Sur la mobilité électrique, l’inversion est faite. Le thermique est en perte de vitesse, l’électrique est ascendant. C’est vrai aussi pour Mona Bike et Mobee. Sans oublier la marche à pied. Monaco est une ville faite pour cela. Les distances sont relativement réduites et elle a déployé un nombre important d’ascenseurs et d’escalators qui facilitent grandement les déplacements en permettant de changer de niveaux sans trop d’efforts. Pour rendre la marche encore plus attractive, la délégation interministérielle à la transition numérique a intégré l’application Waze à sa panoplie qui permet de comparer les temps de parcours à pied avec ceux des véhicules, calcule les impacts carbone et indique quels ascenseurs ou escalators prendre sur le parcours. La pandémie a clairement marqué des changements de comportement. Le télétravail s’est imposé. Le covoiturage se développe rapidement. C’était auparavant une pratique assez anecdotique. Nous avons hésité à lancer l’an dernier la plateforme monégasque de covoiturage après le confinement mais pourtant toujours dans un contexte sanitaire de pandémie. Et cela a très bien fonctionné. On a rassuré les gens sur le port du masque, les gestes barrières, les précautions sanitaires. Le covoiturage a même fait concurrence au train, les gens se sentant moins exposés dans les voitures. C’est vraiment en train de prendre. Le Pacte national a joué un rôle important dans le développement du covoiturage. Cela montre qu’il s’agit d’un outil efficace. Au départ, lors de sa création, il pouvait être considéré comme une opération de communication. Mais derrière le Pacte, il y a quelque chose de beaucoup plus fort. Vous avez presque 230 entreprises partenaires et plus du quart des salariés de la principauté qui sont potentiellement mobilisables. Pour le covoiturage, cela fait une différence. On a fait le choix avec Séverine Canis-Froidefond, la directrice de la prospective, de l’urbanisme et de la mobilité, de proposer aux 25 entreprises de la principauté qui ont le plus de salariés de devenir partenaires. On les a réunis, on leur a expliqué que le gouvernement était prêt à financer les trajets en rémunérant les chauffeurs. Nous organisons des sessions d’informations dans chacune des entreprises pour aller expliquer cette possibilité aux salariés. On a des témoignages très forts de satisfaction, cela peut devenir un complément de salaire non négligeable, en moyenne de 160 euros par mois.

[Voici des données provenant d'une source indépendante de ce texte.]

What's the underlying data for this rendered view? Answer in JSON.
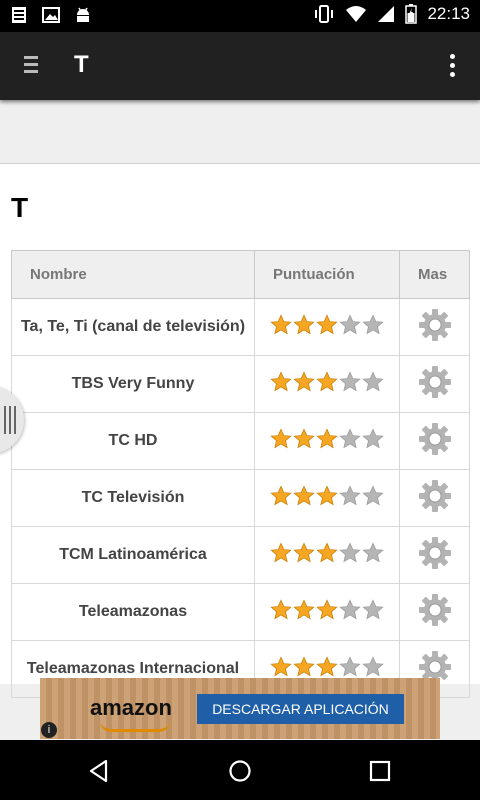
{
  "status_bar": {
    "time": "22:13",
    "icons": [
      "notes-icon",
      "image-icon",
      "android-icon",
      "vibrate-icon",
      "wifi-icon",
      "signal-icon",
      "battery-icon"
    ]
  },
  "app_bar": {
    "title": "T"
  },
  "section": {
    "title": "T"
  },
  "table": {
    "headers": [
      "Nombre",
      "Puntuación",
      "Mas"
    ],
    "rows": [
      {
        "name": "Ta, Te, Ti (canal de televisión)",
        "rating": 3,
        "max_rating": 5
      },
      {
        "name": "TBS Very Funny",
        "rating": 3,
        "max_rating": 5
      },
      {
        "name": "TC HD",
        "rating": 3,
        "max_rating": 5
      },
      {
        "name": "TC Televisión",
        "rating": 3,
        "max_rating": 5
      },
      {
        "name": "TCM Latinoamérica",
        "rating": 3,
        "max_rating": 5
      },
      {
        "name": "Teleamazonas",
        "rating": 3,
        "max_rating": 5
      },
      {
        "name": "Teleamazonas Internacional",
        "rating": 3,
        "max_rating": 5
      }
    ]
  },
  "ad": {
    "brand": "amazon",
    "button_label": "DESCARGAR APLICACIÓN",
    "info_label": "i"
  },
  "colors": {
    "star_filled": "#f5a623",
    "star_empty": "#b5b5b5",
    "app_bar": "#212121",
    "ad_button": "#1e5fa7"
  }
}
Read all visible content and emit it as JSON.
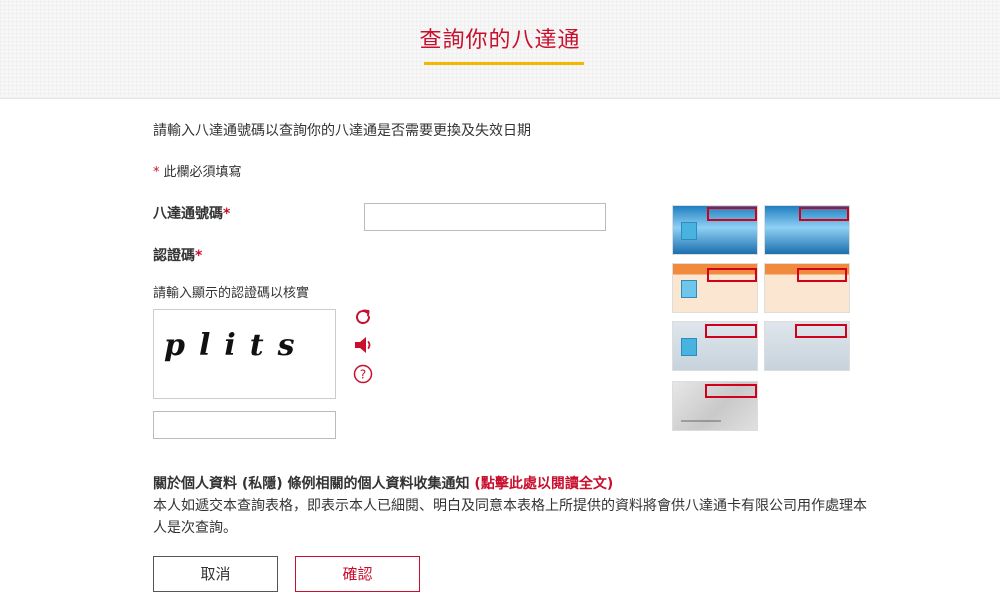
{
  "header": {
    "title": "查詢你的八達通"
  },
  "form": {
    "intro": "請輸入八達通號碼以查詢你的八達通是否需要更換及失效日期",
    "required_marker": "*",
    "required_note": "此欄必須填寫",
    "card_number_label": "八達通號碼",
    "card_number_value": "",
    "captcha_label": "認證碼",
    "captcha_hint": "請輸入顯示的認證碼以核實",
    "captcha_image_text": "plits",
    "captcha_value": ""
  },
  "privacy": {
    "title": "關於個人資料 (私隱) 條例相關的個人資料收集通知 ",
    "link_text": "(點擊此處以閱讀全文)",
    "body": "本人如遞交本查詢表格，即表示本人已細閱、明白及同意本表格上所提供的資料將會供八達通卡有限公司用作處理本人是次查詢。"
  },
  "buttons": {
    "cancel": "取消",
    "confirm": "確認"
  },
  "icons": [
    "refresh-icon",
    "speaker-icon",
    "help-icon"
  ],
  "colors": {
    "accent": "#c8102e",
    "underline": "#f5b800"
  }
}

Monaco ne peut pas vraiment être un modèle, compte tenu de ses particularités uniques. En revanche, la principauté peut donner l’exemple en étant contrainte d’innover pour surmonter des difficultés particulières, en terme de technologie et de mobilisation. Êtes-vous d’accord avec cette distinction ?
C’est vrai, par exemple, dans le développement de la thalassothermie. Nous avons acquis un réel savoir-faire. Et il peut être utilisé ailleurs dans de nombreuses villes côtières. Quand la Mission pour la transition énergétique était à Dubaï il y a quelques semaines, le choix naturel que nous avons fait pour partager des expériences a été celui de la thalassothermie.
Faire de la transition une telle priorité, est-ce aussi une façon de changer l’image de la principauté
?
C’est d’autant plus assumé que le faire-savoir est vraiment nécessaire ici où l’on ne voit pas forcément ce qui est fait. Une boucle thalassothermique ou le covoiturage ne se voient pas. Le faire- savoir est indispensable aussi bien à l’intérieur qu’à l’extérieur de Monaco. On est en permanence obligé d’expliquer quels sont les enjeux et ce que nous faisons pour mobiliser. Nous ne renions pas ce que nous sommes. Mais sans détruire le monde d’avant, nous nous donnons les moyens de passer au décarboné et de construire le monde d’après. Par exemple, dans les domaines de l’automobile et du yachting en développant les motorisations électriques via des compétitions spécifiques et des challenges techniques.